China has raised the turnover threshold for merger control filing, as per the latest announcement by the Chinese State Council. The new rule, effective from January 22, 2024, mandates that mergers must be filed with the Anti-monopoly Bureau under the State Administration for Market Regulation (SAMR) for review if they meet certain turnover conditions.
The combined global turnover of all merging firms must exceed RMB 12 billion, up from the previous RMB 10 billion. Additionally, at least two of these firms must each have a turnover within China exceeding RMB 800 million, doubled from the previous RMB 400 million.
Alternatively, if the combined turnover within China for all merging firms exceeds RMB 4 billion, doubled from RMB 2 billion, and at least two firms each have a turnover within China over RMB 800 million, a filing is necessary.

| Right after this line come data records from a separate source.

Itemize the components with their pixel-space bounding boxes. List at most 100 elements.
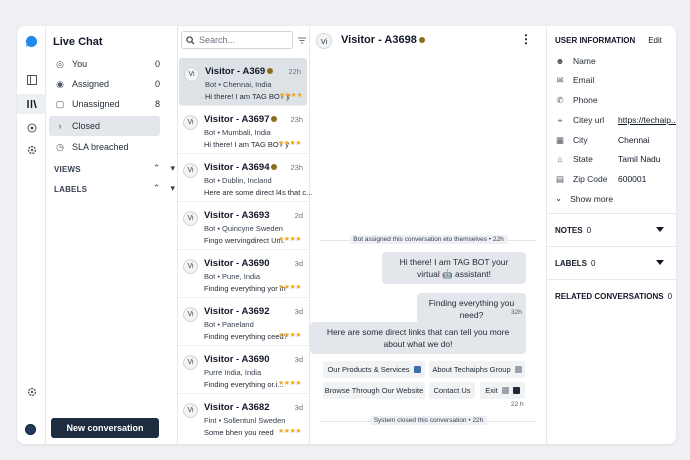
sidebar-item-closed[interactable]: › Closed xyxy=(49,116,160,136)
search-input[interactable] xyxy=(199,35,287,45)
terminal-icon xyxy=(512,387,520,394)
conversation-location: Fint • Sollentunl Sweden xyxy=(204,416,286,425)
new-conversation-button[interactable]: New conversation xyxy=(51,418,159,438)
chevron-right-icon: › xyxy=(58,121,62,131)
avatar: Vi xyxy=(184,67,199,82)
chat-logo-icon[interactable] xyxy=(25,35,38,48)
link-icon xyxy=(413,366,421,373)
message-time: 22 h xyxy=(511,401,524,408)
conversation-location: Purre India, India xyxy=(204,368,262,377)
rating-stars: ★★★★ xyxy=(278,236,302,243)
clock-icon: ◷ xyxy=(56,141,64,152)
avatar: Vi xyxy=(183,115,198,130)
conversation-item[interactable]: Vi Visitor - A3697 23h Bot • Mumbali, In… xyxy=(178,106,309,154)
conversation-item[interactable]: Vi Visitor - A3690 3d Bot • Pune, India … xyxy=(178,250,309,298)
rating-stars: ★★★★ xyxy=(279,92,303,99)
conversation-time: 3d xyxy=(294,307,303,316)
conversation-item[interactable]: Vi Visitor - A369 22h Bot • Chennai, Ind… xyxy=(179,58,307,106)
rating-stars: ★★★★ xyxy=(278,380,302,387)
conversation-time: 3d xyxy=(294,259,303,268)
caret-down-icon[interactable]: ▾ xyxy=(170,163,175,174)
count-badge: 0 xyxy=(154,79,160,89)
message-time: 32h xyxy=(511,309,522,316)
conversation-name: Visitor - A369 xyxy=(205,66,274,77)
phone-icon: ✆ xyxy=(556,94,564,105)
avatar: Vi xyxy=(183,403,198,418)
sidebar-item-unassigned[interactable]: ▢ Unassigned 8 xyxy=(49,94,160,114)
chat-title: Visitor - A3698 xyxy=(341,34,425,46)
caret-down-icon[interactable]: ▾ xyxy=(170,183,175,194)
user-icon: ☻ xyxy=(555,56,565,66)
info-row-phone: ✆ Phone xyxy=(556,94,598,106)
avatar: Vi xyxy=(183,211,198,226)
doc-icon: ▤ xyxy=(555,173,565,184)
conversation-location: Bot • Chennai, India xyxy=(205,80,272,89)
conversations-nav-icon[interactable] xyxy=(17,94,46,114)
bot-message: Here are some direct links that can tell… xyxy=(310,322,526,354)
chevron-up-icon[interactable]: ⌃ xyxy=(153,183,161,194)
filter-icon[interactable] xyxy=(298,36,306,46)
icon-rail xyxy=(17,26,46,444)
quick-reply-exit[interactable]: Exit xyxy=(480,382,525,399)
chat-header: Vi Visitor - A3698 ⋮ xyxy=(310,26,546,56)
inbox-icon: ▢ xyxy=(55,98,65,109)
bot-message: Hi there! I am TAG BOT your virtual 🤖 as… xyxy=(382,252,526,284)
user-icon: ◉ xyxy=(56,78,64,89)
sidebar-toggle-icon[interactable] xyxy=(17,70,46,90)
chevron-down-icon: ⌄ xyxy=(555,193,563,203)
bot-icon xyxy=(271,116,278,123)
conversation-item[interactable]: Vi Visitor - A3693 2d Bot • Quincyne Swe… xyxy=(178,202,309,250)
circle-icon: ◎ xyxy=(56,58,64,69)
avatar: Vi xyxy=(183,355,198,370)
quick-reply-contact[interactable]: Contact Us xyxy=(429,382,475,399)
user-avatar[interactable] xyxy=(25,424,36,435)
edit-button[interactable]: Edit xyxy=(648,36,662,45)
notes-section[interactable]: NOTES 0 xyxy=(547,213,676,247)
conversation-item[interactable]: Vi Visitor - A3690 3d Purre India, India… xyxy=(178,346,309,394)
conversation-time: 2d xyxy=(294,211,303,220)
conversation-time: 23h xyxy=(290,115,303,124)
count-badge: 0 xyxy=(154,59,160,69)
conversation-time: 3d xyxy=(294,355,303,364)
app-window: Live Chat ◎ You 0 ◉ Assigned 0 ▢ Unassig… xyxy=(17,26,676,444)
mail-icon: ✉ xyxy=(556,74,564,85)
avatar: Vi xyxy=(183,259,198,274)
chevron-up-icon[interactable]: ⌃ xyxy=(153,163,161,174)
related-conversations-section[interactable]: RELATED CONVERSATIONS 0 xyxy=(547,279,676,313)
conversation-item[interactable]: Vi Visitor - A3692 3d Bot • Paneland Fin… xyxy=(178,298,309,346)
views-section-label: VIEWS xyxy=(54,165,81,174)
sidebar-item-label: You xyxy=(72,59,88,69)
avatar: Vi xyxy=(183,163,198,178)
search-icon xyxy=(186,35,195,45)
info-row-email: ✉ Email xyxy=(556,74,595,86)
caret-down-icon[interactable] xyxy=(656,260,664,265)
conversation-item[interactable]: Vi Visitor - A3694 23h Bot • Dublin, Inc… xyxy=(178,154,312,202)
chat-panel: Vi Visitor - A3698 ⋮ Bot assigned this c… xyxy=(310,26,547,444)
sidebar-item-assigned[interactable]: ◉ Assigned 0 xyxy=(49,74,160,94)
conversation-time: 3d xyxy=(294,403,303,412)
labels-section[interactable]: LABELS 0 xyxy=(547,246,676,280)
sidebar-item-you[interactable]: ◎ You 0 xyxy=(49,54,160,74)
more-options-icon[interactable]: ⋮ xyxy=(520,32,532,46)
conversation-location: Bot • Quincyne Sweden xyxy=(204,224,283,233)
quick-reply-browse[interactable]: Browse Through Our Website xyxy=(323,382,425,399)
sidebar-item-label: Closed xyxy=(72,121,101,131)
settings-nav-icon[interactable] xyxy=(17,140,46,160)
side-nav: Live Chat ◎ You 0 ◉ Assigned 0 ▢ Unassig… xyxy=(46,26,178,444)
show-more-button[interactable]: ⌄ Show more xyxy=(555,193,613,204)
gear-icon[interactable] xyxy=(17,382,46,402)
sidebar-item-label: Unassigned xyxy=(72,99,120,109)
reports-icon[interactable] xyxy=(17,118,46,138)
conversation-name: Visitor - A3692 xyxy=(204,306,270,317)
info-row-city: ▦ City Chennai xyxy=(555,134,650,146)
pin-icon: ⌖ xyxy=(557,114,563,125)
sidebar-item-sla-breached[interactable]: ◷ SLA breached xyxy=(49,137,160,157)
quick-reply-products[interactable]: Our Products & Services xyxy=(323,361,425,378)
caret-down-icon[interactable] xyxy=(656,227,664,232)
conversation-item[interactable]: Vi Visitor - A3682 3d Fint • Sollentunl … xyxy=(178,394,309,442)
quick-reply-about[interactable]: About Techaiphs Group xyxy=(429,361,525,378)
info-row-url: ⌖ Citey url https://techaip... xyxy=(555,113,676,127)
labels-section-label: LABELS xyxy=(54,185,88,194)
avatar: Vi xyxy=(316,33,332,49)
conversation-name: Visitor - A3690 xyxy=(204,354,270,365)
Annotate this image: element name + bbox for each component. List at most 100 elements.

This is the first change to the turnover threshold since 2008. It aligns with the new China anti-monopoly law (AML) and is designed to balance regulation of transactions that could lessen competition with the need to reduce the compliance burden on corporations. The new law also empowers SAMR to order a filing for transactions with anti-competitive impact, even if they fall below the threshold. This is significant in sectors like tech, where firms may strategically accept losses in exchange for market dominance. Penalties for not filing a qualifying deal have been increased to RMB 5 million from RMB 0.5 million. Transactions with anti-competitive effect could incur a penalty amounting to 1-10% of the previous fiscal year's turnover.
Companies with a market share of 15% or more are advised to regularly analyze their sales and expansion strategies to avoid triggering any anti-monopoly obligations or penalties.